On Tuesday he talked about the moment for the first time at a news conference of first responders to the shootings.
He explained what inspired him to make the declaration.
"When they were passing me there was a female there with a small child that was just terrified, shivering almost, shaking like a leaf, and I said what I said. I meant what I said. Calm down, relax and we were going to do everything we could," Lozano said.
He said he had been scared himself when someone opened a door without announcing themselves, but knew the people he was responsible for were relying on him for comfort and calm, so he provided it.
"I don't feel like a hero whatsoever," Lozano said. "That's our job to put ourselves in the line."

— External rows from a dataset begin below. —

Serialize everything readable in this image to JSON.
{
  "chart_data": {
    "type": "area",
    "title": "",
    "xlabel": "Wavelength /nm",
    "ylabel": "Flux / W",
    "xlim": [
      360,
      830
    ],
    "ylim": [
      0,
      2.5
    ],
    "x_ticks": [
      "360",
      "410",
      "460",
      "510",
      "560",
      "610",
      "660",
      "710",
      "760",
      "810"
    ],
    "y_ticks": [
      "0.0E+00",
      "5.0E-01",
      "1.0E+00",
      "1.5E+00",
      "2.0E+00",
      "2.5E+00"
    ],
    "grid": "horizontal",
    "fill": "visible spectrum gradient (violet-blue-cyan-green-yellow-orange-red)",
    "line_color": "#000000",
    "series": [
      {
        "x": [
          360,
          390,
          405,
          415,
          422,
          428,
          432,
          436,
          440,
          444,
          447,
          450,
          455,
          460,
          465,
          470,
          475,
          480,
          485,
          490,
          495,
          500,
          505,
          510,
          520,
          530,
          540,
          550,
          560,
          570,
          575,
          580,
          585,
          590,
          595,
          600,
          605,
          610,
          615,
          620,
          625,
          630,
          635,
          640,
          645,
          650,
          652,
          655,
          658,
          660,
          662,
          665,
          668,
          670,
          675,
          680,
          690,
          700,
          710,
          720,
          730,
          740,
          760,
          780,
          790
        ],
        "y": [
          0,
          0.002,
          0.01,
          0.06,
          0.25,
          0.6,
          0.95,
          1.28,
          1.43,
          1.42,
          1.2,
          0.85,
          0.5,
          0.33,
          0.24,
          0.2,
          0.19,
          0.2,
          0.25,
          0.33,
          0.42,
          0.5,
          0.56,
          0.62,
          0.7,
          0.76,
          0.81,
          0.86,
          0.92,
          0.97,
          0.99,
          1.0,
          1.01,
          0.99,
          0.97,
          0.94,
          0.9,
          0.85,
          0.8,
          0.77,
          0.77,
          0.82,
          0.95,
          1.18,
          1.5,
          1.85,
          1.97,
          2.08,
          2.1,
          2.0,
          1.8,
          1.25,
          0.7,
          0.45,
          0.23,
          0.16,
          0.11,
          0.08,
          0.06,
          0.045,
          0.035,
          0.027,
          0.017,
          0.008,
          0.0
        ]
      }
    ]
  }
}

The video — and the "take a bullet" line in particular — have made something of a celebrity out of Lozano, and he won the admiration of the public and his colleagues.
Lt. Mike Madden, another first-responder to the scene who was asked last week if it was him in the video replied, "No, I'm not that cool."
Officer Nicholas Koahou, the lone officer shot in the gunfight that killed the couple hours later, also spoke at the news conference, saying he's a former Marine who was determined to keep fighting even after he took the bullet.
Koahou was among the officers who came upon the couple as they stopped their SUV and opened fire.
"It was constant gunfire," he said. "At some point you just kind of stop hearing the shots there was so much noise."
He exchanged bullets with the man, Syed Farook, then ran to back up another deputy who was nearest the shooters.
Syed Farook went down in the street. Then Koahou was shot.
"I felt like somebody punched me in the leg," Koahou said.
The bullet had come from the wife, Tashfeen Malik, who was still firing from the back of the vehicle and shot him before she was shot and killed.
Koahou, standing on crutches at the news conference, said he looked down, saw the bullet hole and assessed himself and was determined to not give in, standing up before other officers came to take him away.
"I was in the Marine Corps and they taught us in training you're never out of the fight," Koahou said. "You've got to keep fighting."